Hollywood’s portrayal of the financial industry significantly reinforces gender stereotypes and may be actively contributing to the widening gender investment gap, currently estimated at £567 billion, according to the newest research commissioned by eToro.
Hollywood’s “Alpha Male” Bias Widens the Gender Investment Gap
The study, conducted by Dr. Ylva Baeckström of King’s Business School, employed AI-powered analysis to examine major financial films and TV series from the past 15 years, including The Wolf of Wall Street and Industry.
Men dominate the financial narrative on screen, commanding 75% of screen time and representing 64% of portrayed financial experts. The study found a complete absence of female CEOs, with women primarily cast in supporting roles as wives, assistants, or in sexualized positions.
“These on-screen depictions, while sadly unsurprising, are deeply disappointing and have a potentially disastrous impact on society,” explained Dr. Baeckström. “We all know that women earn less, invest less, yet live longer than men and therefore have an even greater need to build wealth to secure their futures.”
The research reveals a troubling pattern of gender discrimination, with 83% of discriminatory behavior directed at female characters. This figure rises to 90% when specifically related to financial expertise.
“It has been proven that what we watch on screen affects our attitudes and influences our behaviour,” added the author of the research. “The misrepresentation of finance and investing as a pursuit for ‘alpha males’ and the lack of female role models are perpetuating the gender investment gap.”
Studies show that women account for less than 10% of active investors in most European countries. Exceptions include Poland and Portugal (13%), Romania (20%), and the MENA region (18%).
Toxic Depictions
Even when women achieve prominent roles in financial narratives, they often conform to male stereotypes. The analysis shows female experts consistently rated lower in confidence and risk tolerance compared to their male counterparts, scoring 4.7 versus 4.9 in confidence and 3.8 versus 4.8 in risk tolerance.
“The entertainment industry’s portrayal of women in finance and investing is actively discouraging women with its toxic depictions,” said Lale Akoner, Global Markets Analyst at eToro. “We know that a lack of confidence and the perception that investing is too complicated hold women back from investing, yet we’re seeing films and TV series perpetuate these myths.”
Loud Investing
In response to these findings, eToro has launched its “Loud Investing” campaign in partnership with Boring Money, aiming to promote open discussions about investing and break down barriers for women entering the investment world.

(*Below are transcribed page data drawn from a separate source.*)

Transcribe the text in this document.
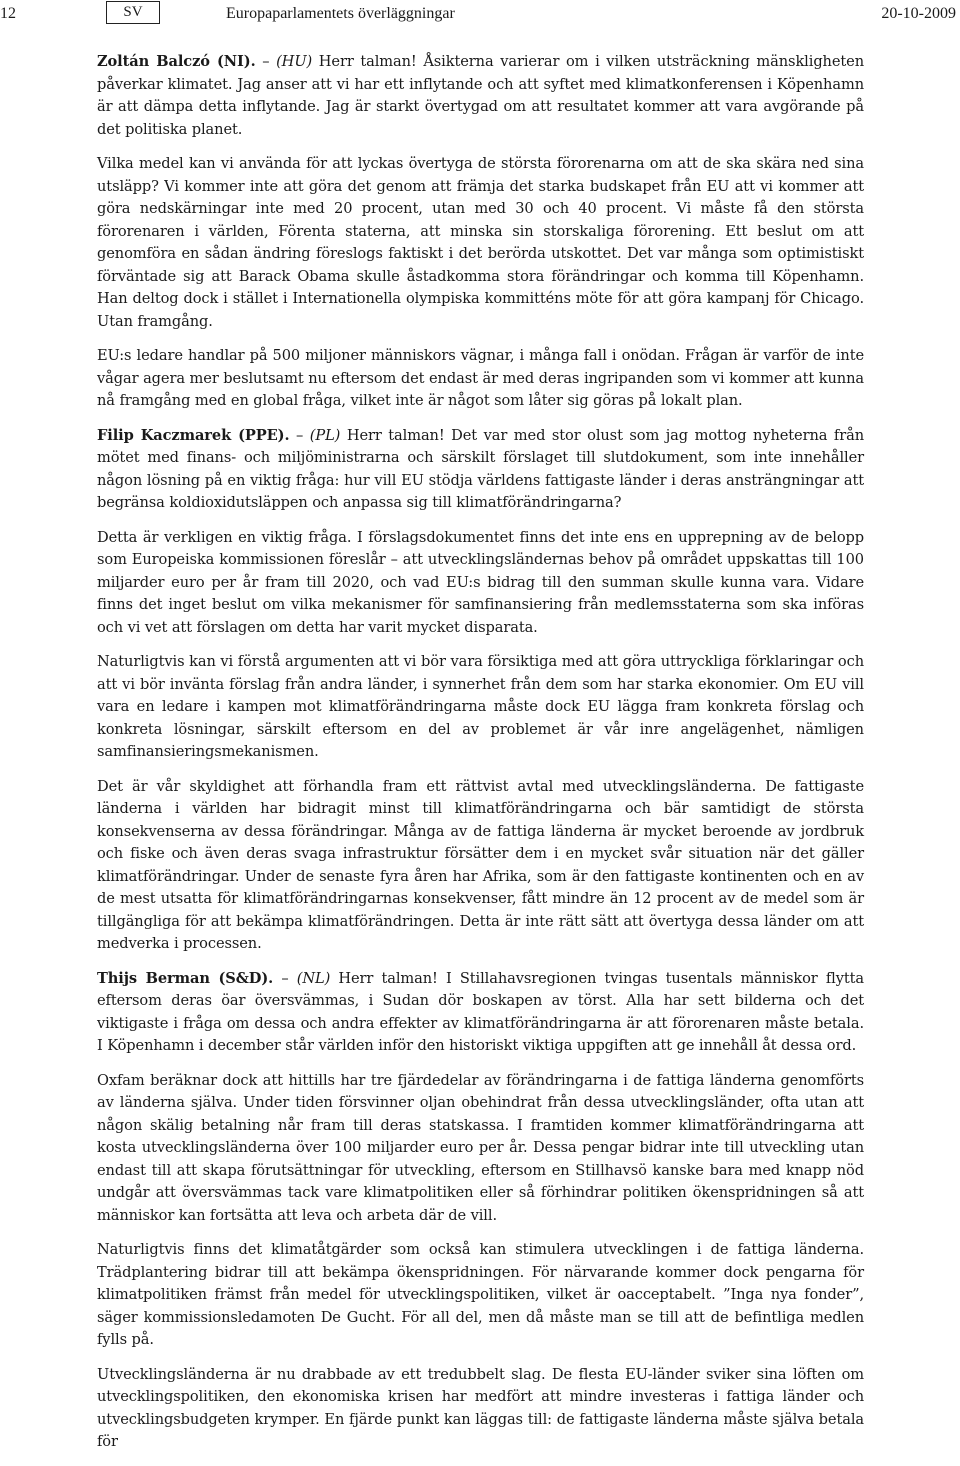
12	SV	Europaparlamentets överläggningar	20-10-2009

Zoltán Balczó (NI). – (HU) Herr talman! Åsikterna varierar om i vilken utsträckning mänskligheten påverkar klimatet. Jag anser att vi har ett inflytande och att syftet med klimatkonferensen i Köpenhamn är att dämpa detta inflytande. Jag är starkt övertygad om att resultatet kommer att vara avgörande på det politiska planet.

Vilka medel kan vi använda för att lyckas övertyga de största förorenarna om att de ska skära ned sina utsläpp? Vi kommer inte att göra det genom att främja det starka budskapet från EU att vi kommer att göra nedskärningar inte med 20 procent, utan med 30 och 40 procent. Vi måste få den största förorenaren i världen, Förenta staterna, att minska sin storskaliga förorening. Ett beslut om att genomföra en sådan ändring föreslogs faktiskt i det berörda utskottet. Det var många som optimistiskt förväntade sig att Barack Obama skulle åstadkomma stora förändringar och komma till Köpenhamn. Han deltog dock i stället i Internationella olympiska kommitténs möte för att göra kampanj för Chicago. Utan framgång.

EU:s ledare handlar på 500 miljoner människors vägnar, i många fall i onödan. Frågan är varför de inte vågar agera mer beslutsamt nu eftersom det endast är med deras ingripanden som vi kommer att kunna nå framgång med en global fråga, vilket inte är något som låter sig göras på lokalt plan.

Filip Kaczmarek (PPE). – (PL) Herr talman! Det var med stor olust som jag mottog nyheterna från mötet med finans- och miljöministrarna och särskilt förslaget till slutdokument, som inte innehåller någon lösning på en viktig fråga: hur vill EU stödja världens fattigaste länder i deras ansträngningar att begränsa koldioxidutsläppen och anpassa sig till klimatförändringarna?

Detta är verkligen en viktig fråga. I förslagsdokumentet finns det inte ens en upprepning av de belopp som Europeiska kommissionen föreslår – att utvecklingsländernas behov på området uppskattas till 100 miljarder euro per år fram till 2020, och vad EU:s bidrag till den summan skulle kunna vara. Vidare finns det inget beslut om vilka mekanismer för samfinansiering från medlemsstaterna som ska införas och vi vet att förslagen om detta har varit mycket disparata.

Naturligtvis kan vi förstå argumenten att vi bör vara försiktiga med att göra uttryckliga förklaringar och att vi bör invänta förslag från andra länder, i synnerhet från dem som har starka ekonomier. Om EU vill vara en ledare i kampen mot klimatförändringarna måste dock EU lägga fram konkreta förslag och konkreta lösningar, särskilt eftersom en del av problemet är vår inre angelägenhet, nämligen samfinansieringsmekanismen.

Det är vår skyldighet att förhandla fram ett rättvist avtal med utvecklingsländerna. De fattigaste länderna i världen har bidragit minst till klimatförändringarna och bär samtidigt de största konsekvenserna av dessa förändringar. Många av de fattiga länderna är mycket beroende av jordbruk och fiske och även deras svaga infrastruktur försätter dem i en mycket svår situation när det gäller klimatförändringar. Under de senaste fyra åren har Afrika, som är den fattigaste kontinenten och en av de mest utsatta för klimatförändringarnas konsekvenser, fått mindre än 12 procent av de medel som är tillgängliga för att bekämpa klimatförändringen. Detta är inte rätt sätt att övertyga dessa länder om att medverka i processen.

Thijs Berman (S&D). – (NL) Herr talman! I Stillahavsregionen tvingas tusentals människor flytta eftersom deras öar översvämmas, i Sudan dör boskapen av törst. Alla har sett bilderna och det viktigaste i fråga om dessa och andra effekter av klimatförändringarna är att förorenaren måste betala. I Köpenhamn i december står världen inför den historiskt viktiga uppgiften att ge innehåll åt dessa ord.

Oxfam beräknar dock att hittills har tre fjärdedelar av förändringarna i de fattiga länderna genomförts av länderna själva. Under tiden försvinner oljan obehindrat från dessa utvecklingsländer, ofta utan att någon skälig betalning når fram till deras statskassa. I framtiden kommer klimatförändringarna att kosta utvecklingsländerna över 100 miljarder euro per år. Dessa pengar bidrar inte till utveckling utan endast till att skapa förutsättningar för utveckling, eftersom en Stillhavsö kanske bara med knapp nöd undgår att översvämmas tack vare klimatpolitiken eller så förhindrar politiken ökenspridningen så att människor kan fortsätta att leva och arbeta där de vill.

Naturligtvis finns det klimatåtgärder som också kan stimulera utvecklingen i de fattiga länderna. Trädplantering bidrar till att bekämpa ökenspridningen. För närvarande kommer dock pengarna för klimatpolitiken främst från medel för utvecklingspolitiken, vilket är oacceptabelt. ”Inga nya fonder”, säger kommissionsledamoten De Gucht. För all del, men då måste man se till att de befintliga medlen fylls på.

Utvecklingsländerna är nu drabbade av ett tredubbelt slag. De flesta EU-länder sviker sina löften om utvecklingspolitiken, den ekonomiska krisen har medfört att mindre investeras i fattiga länder och utvecklingsbudgeten krymper. En fjärde punkt kan läggas till: de fattigaste länderna måste själva betala för
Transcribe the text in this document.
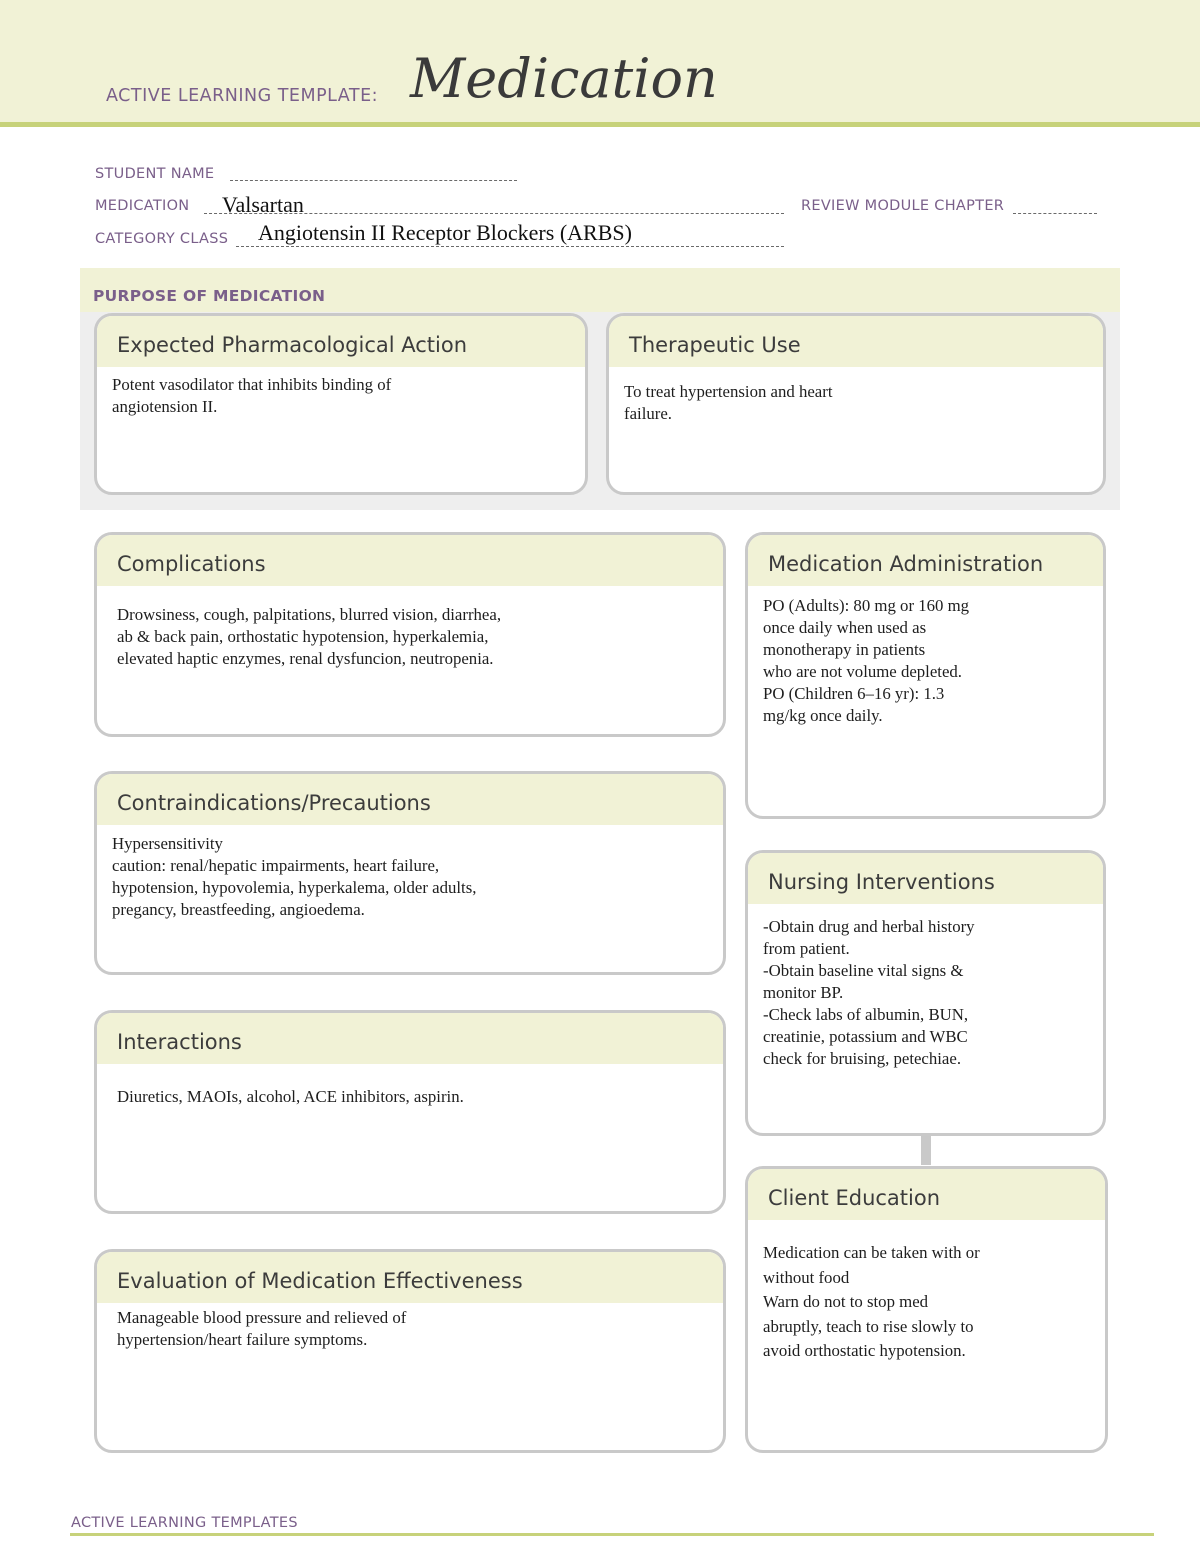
ACTIVE LEARNING TEMPLATE: Medication
STUDENT NAME
MEDICATION Valsartan	REVIEW MODULE CHAPTER
CATEGORY CLASS Angiotensin II Receptor Blockers (ARBS)
PURPOSE OF MEDICATION
Expected Pharmacological Action
Potent vasodilator that inhibits binding of
angiotension II.
Therapeutic Use
To treat hypertension and heart
failure.
Complications
Drowsiness, cough, palpitations, blurred vision, diarrhea,
ab & back pain, orthostatic hypotension, hyperkalemia,
elevated haptic enzymes, renal dysfuncion, neutropenia.
Contraindications/Precautions
Hypersensitivity
caution: renal/hepatic impairments, heart failure,
hypotension, hypovolemia, hyperkalema, older adults,
pregancy, breastfeeding, angioedema.
Interactions
Diuretics, MAOIs, alcohol, ACE inhibitors, aspirin.
Evaluation of Medication Effectiveness
Manageable blood pressure and relieved of
hypertension/heart failure symptoms.
Medication Administration
PO (Adults): 80 mg or 160 mg
once daily when used as
monotherapy in patients
who are not volume depleted.
PO (Children 6–16 yr): 1.3
mg/kg once daily.
Nursing Interventions
-Obtain drug and herbal history
from patient.
-Obtain baseline vital signs &
monitor BP.
-Check labs of albumin, BUN,
creatinie, potassium and WBC
check for bruising, petechiae.
Client Education
Medication can be taken with or
without food
Warn do not to stop med
abruptly, teach to rise slowly to
avoid orthostatic hypotension.
ACTIVE LEARNING TEMPLATES
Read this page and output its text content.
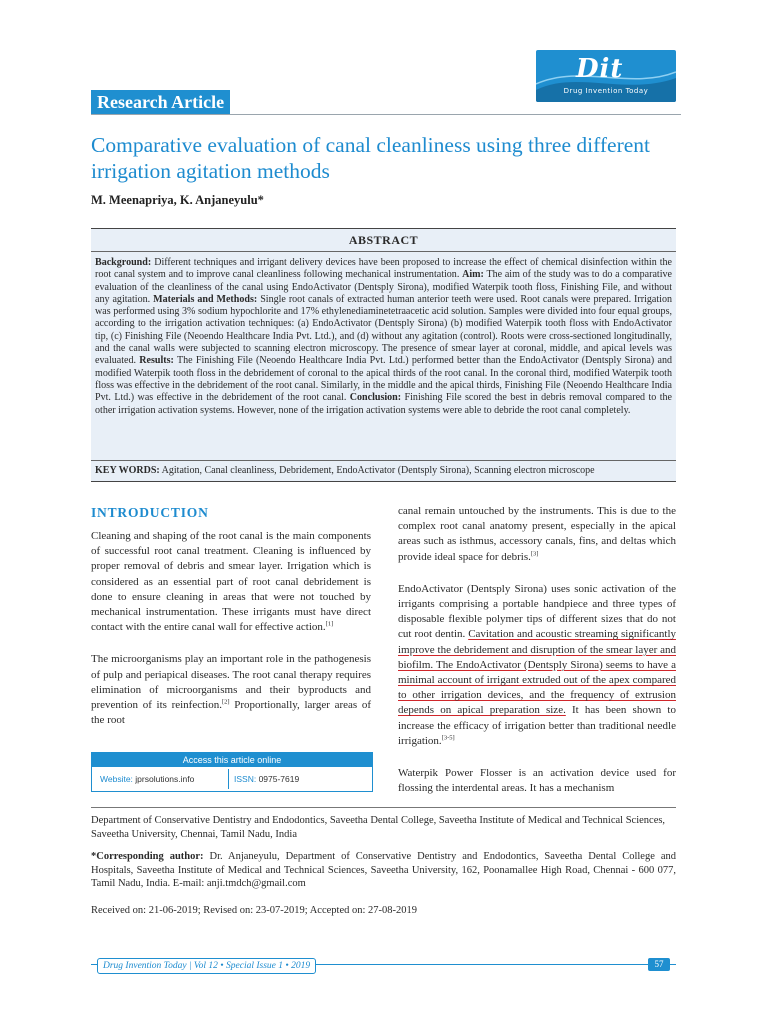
Dit
Drug Invention Today
Research Article
Comparative evaluation of canal cleanliness using three different irrigation agitation methods
M. Meenapriya, K. Anjaneyulu*
ABSTRACT
Background: Different techniques and irrigant delivery devices have been proposed to increase the effect of chemical disinfection within the root canal system and to improve canal cleanliness following mechanical instrumentation. Aim: The aim of the study was to do a comparative evaluation of the cleanliness of the canal using EndoActivator (Dentsply Sirona), modified Waterpik tooth floss, Finishing File, and without any agitation. Materials and Methods: Single root canals of extracted human anterior teeth were used. Root canals were prepared. Irrigation was performed using 3% sodium hypochlorite and 17% ethylenediaminetetraacetic acid solution. Samples were divided into four equal groups, according to the irrigation activation techniques: (a) EndoActivator (Dentsply Sirona) (b) modified Waterpik tooth floss with EndoActivator tip, (c) Finishing File (Neoendo Healthcare India Pvt. Ltd.), and (d) without any agitation (control). Roots were cross-sectioned longitudinally, and the canal walls were subjected to scanning electron microscopy. The presence of smear layer at coronal, middle, and apical levels was evaluated. Results: The Finishing File (Neoendo Healthcare India Pvt. Ltd.) performed better than the EndoActivator (Dentsply Sirona) and modified Waterpik tooth floss in the debridement of coronal to the apical thirds of the root canal. In the coronal third, modified Waterpik tooth floss was effective in the debridement of the root canal. Similarly, in the middle and the apical thirds, Finishing File (Neoendo Healthcare India Pvt. Ltd.) was effective in the debridement of the root canal. Conclusion: Finishing File scored the best in debris removal compared to the other irrigation activation systems. However, none of the irrigation activation systems were able to debride the root canal completely.
KEY WORDS: Agitation, Canal cleanliness, Debridement, EndoActivator (Dentsply Sirona), Scanning electron microscope
INTRODUCTION

Cleaning and shaping of the root canal is the main components of successful root canal treatment. Cleaning is influenced by proper removal of debris and smear layer. Irrigation which is considered as an essential part of root canal debridement is done to ensure cleaning in areas that were not touched by mechanical instrumentation. These irrigants must have direct contact with the entire canal wall for effective action.[1]

The microorganisms play an important role in the pathogenesis of pulp and periapical diseases. The root canal therapy requires elimination of microorganisms and their byproducts and prevention of its reinfection.[2] Proportionally, larger areas of the root

canal remain untouched by the instruments. This is due to the complex root canal anatomy present, especially in the apical areas such as isthmus, accessory canals, fins, and deltas which provide ideal space for debris.[3]

EndoActivator (Dentsply Sirona) uses sonic activation of the irrigants comprising a portable handpiece and three types of disposable flexible polymer tips of different sizes that do not cut root dentin. Cavitation and acoustic streaming significantly improve the debridement and disruption of the smear layer and biofilm. The EndoActivator (Dentsply Sirona) seems to have a minimal account of irrigant extruded out of the apex compared to other irrigation devices, and the frequency of extrusion depends on apical preparation size. It has been shown to increase the efficacy of irrigation better than traditional needle irrigation.[3-5]

Waterpik Power Flosser is an activation device used for flossing the interdental areas. It has a mechanism

Access this article online
Website: jprsolutions.info	ISSN: 0975-7619
Department of Conservative Dentistry and Endodontics, Saveetha Dental College, Saveetha Institute of Medical and Technical Sciences, Saveetha University, Chennai, Tamil Nadu, India
*Corresponding author: Dr. Anjaneyulu, Department of Conservative Dentistry and Endodontics, Saveetha Dental College and Hospitals, Saveetha Institute of Medical and Technical Sciences, Saveetha University, 162, Poonamallee High Road, Chennai - 600 077, Tamil Nadu, India. E-mail: anji.tmdch@gmail.com
Received on: 21-06-2019; Revised on: 23-07-2019; Accepted on: 27-08-2019
Drug Invention Today | Vol 12 • Special Issue 1 • 2019	57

“As a white, middle-aged man who works in finance, this isn’t the most comfortable of topics for me to address. Yet, that’s why it is so important,” said Dan Moczulski, UK Managing Director at eToro. “It’s too easy to dismiss these characterizations as ‘artistic license’. On-screen depictions are created to entertain, yet they have real-life consequences if we are not actively challenging the stereotypes they perpetuate.”
Today, approximately 6.9 million women are actively investing, representing a growing community of role models. As part of this mission, eToro is working to help address the gender gap in investment.
And although this is already being achieved in some countries, such as Australia, the issue remains widespread.
“Macho Marketing”
Despite possessing above-average financial knowledge, many women feel they lack sufficient expertise to engage in investments. Additionally, concerns about discrimination and the prevalence of marketing aimed primarily at men discourage greater participation in financial markets.
A 2023 study conducted by Futura, part of Solaris’ network supporting women in fintech, emphasized the importance of security, openness, and inclusion in shaping women’s preferences for financial products. The survey, which included 221 women, revealed that only 8% are influenced by the promise of increased social status through financial services, underscoring a disconnect in the industry’s marketing approach.
The study described the current advertising strategies for financial services as “macho marketing,” which fails to resonate with female audiences and often deters them. It also found that women prioritize simplicity (88%), accessibility (77%), flexibility (63%), and security (58%) when choosing financial products.